Wednesday was led by a good number of corporate news. The lingerie group Etam posted net sales of €331.2 million in the first quarter of 2012, including a positive currency impact of €11.5 million relating to the rise of the Chinese currency against the euro. In Europe, the group generated sales of €188.6 million, compared with the first quarter of 2011 and down 5.0% like-for-like and at constant exchange rates. As admitted by Esprit in a statement, they launched 2012 quite low of inventories, which impacted the commercial performance of winter end-of-season sales for the Etam and 1.2.3 brands, but had a favourable effect on margins, against the backdrop of tightly controlled costs. In China, sales totalled €142.5 million in the first quarter, down 2.2% compared with the first quarter of 2011. Like-for-like and at constant exchange rates, sales in China fell by 17.1%.
Backing the great moment that luxury goods are going through, LVMH Moët Hennessy Louis Vuitton, registered a 25% increase in its revenue for the first quarter of 2012 taking it to 6.6 billion Euros. Organic revenue growth for the luxury goods giant was of 12% in the first quarter of 2012.
Closing the corporate release agenda for this week, VF is scheduled to report earnings before the opening bell on Friday, April 27. Currently, analysts forecast 24.7% sales growth and 2.7% earnings growth, reported ‘Investors Place’.

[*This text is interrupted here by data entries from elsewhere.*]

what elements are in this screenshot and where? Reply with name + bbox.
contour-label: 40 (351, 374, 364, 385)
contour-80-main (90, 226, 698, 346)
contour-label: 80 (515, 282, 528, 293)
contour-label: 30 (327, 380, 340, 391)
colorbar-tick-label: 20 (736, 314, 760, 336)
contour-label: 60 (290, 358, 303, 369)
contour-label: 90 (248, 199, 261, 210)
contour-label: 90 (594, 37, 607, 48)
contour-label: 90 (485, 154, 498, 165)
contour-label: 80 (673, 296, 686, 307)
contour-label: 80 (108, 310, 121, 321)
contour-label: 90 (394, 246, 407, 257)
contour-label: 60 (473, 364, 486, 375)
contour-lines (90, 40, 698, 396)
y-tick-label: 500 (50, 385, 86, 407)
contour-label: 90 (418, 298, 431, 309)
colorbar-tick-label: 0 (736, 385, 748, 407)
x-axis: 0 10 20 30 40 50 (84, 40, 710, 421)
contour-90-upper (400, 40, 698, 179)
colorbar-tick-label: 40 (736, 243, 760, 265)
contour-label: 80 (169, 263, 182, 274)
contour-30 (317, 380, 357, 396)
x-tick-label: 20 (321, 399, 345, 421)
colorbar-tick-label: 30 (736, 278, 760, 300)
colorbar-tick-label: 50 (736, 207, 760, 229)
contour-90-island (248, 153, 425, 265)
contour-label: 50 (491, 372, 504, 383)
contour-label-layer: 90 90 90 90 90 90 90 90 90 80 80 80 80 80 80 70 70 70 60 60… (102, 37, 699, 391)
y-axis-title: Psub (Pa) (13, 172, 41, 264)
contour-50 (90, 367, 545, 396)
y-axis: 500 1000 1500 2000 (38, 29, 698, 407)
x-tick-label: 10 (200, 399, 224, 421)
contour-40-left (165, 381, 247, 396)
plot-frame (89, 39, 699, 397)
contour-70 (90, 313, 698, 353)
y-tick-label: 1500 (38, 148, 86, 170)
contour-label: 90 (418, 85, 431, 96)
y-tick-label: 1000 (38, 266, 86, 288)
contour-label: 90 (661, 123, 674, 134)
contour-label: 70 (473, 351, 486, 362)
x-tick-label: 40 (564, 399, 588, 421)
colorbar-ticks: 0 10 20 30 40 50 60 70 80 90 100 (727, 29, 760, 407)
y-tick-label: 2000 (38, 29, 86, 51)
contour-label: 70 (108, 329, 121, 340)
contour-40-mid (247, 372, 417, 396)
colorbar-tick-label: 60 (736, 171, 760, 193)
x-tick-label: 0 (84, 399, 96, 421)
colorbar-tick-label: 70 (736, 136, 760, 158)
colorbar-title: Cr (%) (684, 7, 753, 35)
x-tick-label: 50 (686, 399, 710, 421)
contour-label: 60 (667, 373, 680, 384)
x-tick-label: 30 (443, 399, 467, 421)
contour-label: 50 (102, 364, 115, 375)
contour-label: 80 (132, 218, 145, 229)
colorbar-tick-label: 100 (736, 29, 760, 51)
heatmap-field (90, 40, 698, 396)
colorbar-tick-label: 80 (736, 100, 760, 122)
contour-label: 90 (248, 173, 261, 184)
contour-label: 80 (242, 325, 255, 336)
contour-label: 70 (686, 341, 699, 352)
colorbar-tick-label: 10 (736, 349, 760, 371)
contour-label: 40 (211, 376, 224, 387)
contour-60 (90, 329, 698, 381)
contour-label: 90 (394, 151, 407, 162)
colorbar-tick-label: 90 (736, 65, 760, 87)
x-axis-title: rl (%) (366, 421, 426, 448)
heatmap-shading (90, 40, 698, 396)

Curious was the case of M&S, as the CEO, Marc Bolland, said the beloved British retailer sold 100,000 cardigans and jumpers from its core M&S Woman collection in the fourth quarter – but could have sold three times that number. "That was a miss," he said, blaming a temporary buying issue. Women's ballet pumps, he added, could have sold at double the quantity. The stock shortages meant like-for-like clothing and homeware sales at M&S fell 2.8% in the fourth quarter, missing City forecasts, published ‘The Guardian’. Consequently, M&S stock was the big loser of the traded apparel companies within the FTSE 100, the second biggest faller in the benchmark index, closing down more than 2% at 358.7p.
Meanwhile, Fitch Ratings has affirmed its ratings on Limited Brands, Inc. (Limited Brands), including the long-term Issuer Default Rating (IDR) at 'BB+'. The Rating Outlook is Stable. A full list of ratings appears at the end of this release. The apparel group has been in the investors’ radar for the past weeks, as its share’s price fluctuation might mirror.
In Asia, Fast Retailing Co. surged 260 yen to 18,860 yen a day after the largest apparel retailer lifted earnings outlook. J. Front Retailing Co. Ltd closed up 11 yen to 428 yen. The Asian fashion giant saw its shares bolstered by the largest gain for Nikkei index in three weeks. Market sentiment was also bolstered after Bank of Japan Deputy Governor Kiyohiko Nishimura said that the central bank is ready to take additional steps to ease monetary policy if necessary.